On March 8 of this year, thousands rallied in Buenos Aires and other Argentine cities to celebrate International Women’s Day and push for decriminalizing abortion.  
 
Romina Tejerina
In July, the debate on abortion flared up again, as it became known that two young women—Andrea Romina Ayunta, 25, and Mabel Fernanda Facciano, 24—died from complications of attempting to abort. Ayunta, mother of three, had taken abortive pills, while Facciano was taken to the hospital from a woman’s home while attempting a self-induced abortion. The woman who owned the home was later arrested.

The demand to free Romina Tejerina has also been backed by a number of women’s rights organizations across Argentina. Tejerina, 20, was raped over a year ago by a neighbor. She became pregnant and attempted a self-induced abortion, which was unsuccessful. She later gave birth to the child in her bathroom and drowned it. Soon afterwards, she was arrested and has remained in jail for the last year and a half without charges. She wasn’t provided with any psychological therapy for the first nine months of imprisonment.

The man she has accused of raping her has remained free. On July 16, hundreds of women marched in Buenos Aires demanding the release of Tejerina, access to free contraceptives, and centers for battered women.

In June, hundreds marched in the city of San Juan when the San Juan provincial government decided to suspend the Women’s Reproductive Health Law, and banned discussion on women’s reproductive rights at hospitals or other public facilities. Most media in Argentina gave scant coverage to the San Juan action, and have published very little on the Tejerina case.

These struggles will be discussed further at this year’s women’s conference, Zulema Palma said in a telephone interview.

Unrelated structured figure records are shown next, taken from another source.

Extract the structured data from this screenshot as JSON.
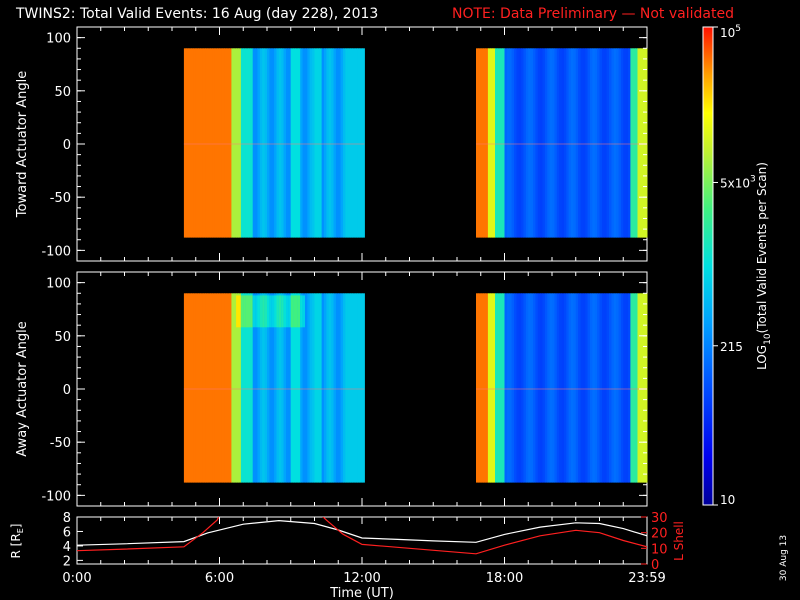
{
  "header": {
    "title": "TWINS2: Total Valid Events: 16 Aug (day 228), 2013",
    "note": "NOTE: Data Preliminary — Not validated"
  },
  "colorbar": {
    "label_parts": {
      "prefix": "LOG",
      "sub": "10",
      "suffix": "(Total Valid  Events per Scan)"
    },
    "ticks": [
      {
        "label": "10",
        "value": 10
      },
      {
        "label": "215",
        "value": 215
      },
      {
        "label": "5x10",
        "sup": "3",
        "value": 5000
      },
      {
        "label": "10",
        "sup": "5",
        "value": 100000
      }
    ],
    "range": [
      10,
      100000
    ],
    "scale": "log"
  },
  "chart_data": [
    {
      "type": "heatmap",
      "panel": "top",
      "ylabel": "Toward Actuator Angle",
      "ylim": [
        -110,
        110
      ],
      "yticks": [
        100,
        50,
        0,
        -50,
        -100
      ],
      "xlim": [
        0,
        24
      ],
      "data_angle_range": [
        -88,
        90
      ],
      "data_time_ranges": [
        [
          4.5,
          12.1
        ],
        [
          16.8,
          24
        ]
      ],
      "color_scale": "log",
      "description_of_values": "high counts (~1e5) 4:30-6:40 UT and near 16:50 UT; moderate counts (~200-1000) elsewhere; yellow-green rise near 23:50 UT"
    },
    {
      "type": "heatmap",
      "panel": "middle",
      "ylabel": "Away Actuator Angle",
      "ylim": [
        -110,
        110
      ],
      "yticks": [
        100,
        50,
        0,
        -50,
        -100
      ],
      "xlim": [
        0,
        24
      ],
      "data_angle_range": [
        -88,
        90
      ],
      "data_time_ranges": [
        [
          4.5,
          12.1
        ],
        [
          16.8,
          24
        ]
      ],
      "color_scale": "log"
    },
    {
      "type": "line",
      "panel": "bottom",
      "xlabel": "Time (UT)",
      "xlim": [
        0,
        24
      ],
      "xticks": [
        "0:00",
        "6:00",
        "12:00",
        "18:00",
        "23:59"
      ],
      "left_axis": {
        "label_parts": {
          "prefix": "R [R",
          "sub": "E",
          "suffix": "]"
        },
        "ylim": [
          1.5,
          8
        ],
        "yticks": [
          2,
          4,
          6,
          8
        ],
        "color": "#ffffff"
      },
      "right_axis": {
        "label": "L Shell",
        "ylim": [
          0,
          30
        ],
        "yticks": [
          0,
          10,
          20,
          30
        ],
        "color": "#ff2020"
      },
      "series": [
        {
          "name": "R",
          "axis": "left",
          "color": "#ffffff",
          "x": [
            0,
            2,
            4.5,
            5.5,
            7,
            8.5,
            10,
            11,
            12,
            13.5,
            15,
            16.8,
            18,
            19.5,
            21,
            22,
            23,
            24
          ],
          "y": [
            4.1,
            4.3,
            4.6,
            5.8,
            7.0,
            7.5,
            7.1,
            6.2,
            5.1,
            4.9,
            4.7,
            4.5,
            5.6,
            6.6,
            7.2,
            7.1,
            6.4,
            5.4
          ]
        },
        {
          "name": "L Shell",
          "axis": "right",
          "color": "#ff2020",
          "x": [
            0,
            2,
            4.5,
            5.3,
            5.9,
            6.0,
            10.3,
            10.5,
            11.2,
            12,
            14,
            16.8,
            18,
            19.5,
            21,
            22,
            23,
            24
          ],
          "y": [
            8.5,
            9.5,
            11,
            20,
            28,
            31,
            31,
            28,
            19,
            12.5,
            10,
            6.5,
            12,
            18,
            21.5,
            20,
            15,
            11
          ]
        }
      ]
    }
  ],
  "timestamp": "30 Aug 13"
}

Pre-conference meetings, Zulema Palma said, were organized in various cities across the country on September 18.

“We are hoping for a bigger turnout this year,” she said. “In the last year more young women from universities and women from the unemployed organizations have become more active in the fight to legalize abortion in Argentina.”

Among the sponsors and participants in last year’s demonstrations were organizations of unemployed and retired workers that have been active in the previous two years of working-class protests against the effects of the country’s financial collapse.

Palma said that women are expected this year from Chile and Uruguay. The city of Mendoza is directly across the Andes mountains from Santiago, the capital of Chile.

Of all the countries in Latin America and the Caribbean, abortion is legal only in Cuba and Guyana. In Puerto Rico, abortion is legal because U.S. laws and court decisions are enforced in that U.S. colony. In other countries abortion is considered a crime except under very limited circumstances. Complications from abortion account for 21 percent of maternal deaths in Latin America as a whole, and up to 50 percent of maternal mortality in some countries.